We’re experiencing unexpected auto-scaling events triggered by the Horizontal Pod Autoscaler (HPA) during deployments in Kubernetes.
The Problem
Using the RollingUpdate
deployment strategy, Kubernetes creates a new pod before terminating an old one. This temporarily increases currentReplicas
, affecting the HPA formula:
desiredReplicas = ceil[currentReplicas * (currentMetricValue / desiredMetricValue)]
Example
Suppose I have two pods that are serving well the current demand. I update the version of the image in their deployment, so it starts a new pod with the new image. In this case, the values for the formula will be:
currentReplicas = 3
(includes new pod)currentMetricValue = 6430859672
desiredMetricValue = 9172000000
But I do not need a third pod for the current demand, thus resulting in an undesired desiredReplicas = 3
.
Switching to the Recreate
strategy avoids this issue but we cannot afford the associated downtime.
Question
What’s the best way to prevent HPA from scaling up during deployments? Are there any widely adopted solutions or workarounds, such as modifying HPA behavior, or temporarily disabling scaling?

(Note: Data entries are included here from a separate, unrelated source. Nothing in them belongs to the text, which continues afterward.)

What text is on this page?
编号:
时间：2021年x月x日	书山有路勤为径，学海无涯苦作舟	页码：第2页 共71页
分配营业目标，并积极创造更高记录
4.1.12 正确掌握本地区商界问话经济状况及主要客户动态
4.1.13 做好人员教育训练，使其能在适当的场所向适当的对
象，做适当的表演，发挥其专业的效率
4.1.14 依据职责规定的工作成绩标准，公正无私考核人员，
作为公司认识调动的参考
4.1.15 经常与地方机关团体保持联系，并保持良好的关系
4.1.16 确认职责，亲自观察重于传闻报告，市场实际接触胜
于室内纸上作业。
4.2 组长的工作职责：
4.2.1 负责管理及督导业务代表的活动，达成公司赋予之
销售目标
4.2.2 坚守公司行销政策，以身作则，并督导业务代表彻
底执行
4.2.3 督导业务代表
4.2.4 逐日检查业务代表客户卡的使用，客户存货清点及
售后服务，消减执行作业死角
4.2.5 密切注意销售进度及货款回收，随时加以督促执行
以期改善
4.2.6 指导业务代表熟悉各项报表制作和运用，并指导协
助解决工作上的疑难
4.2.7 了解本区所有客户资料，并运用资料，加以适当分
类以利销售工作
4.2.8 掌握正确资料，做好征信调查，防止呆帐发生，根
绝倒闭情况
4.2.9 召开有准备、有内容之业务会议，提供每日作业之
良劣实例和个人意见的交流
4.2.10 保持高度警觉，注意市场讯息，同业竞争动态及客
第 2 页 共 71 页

We thought about using flags like --horizontal-pod-autoscaler-initial-readiness-delay
, but we understood from the Kubernetes documentation it only affects the CPU resource metrics collection.
Context
- HPA is based on memory metrics (
prometheus.googleapis.com/jvm_memory_used_bytes/gauge
). - Deployments use
RollingUpdate
.
Any advice or recommendations would be greatly appreciated!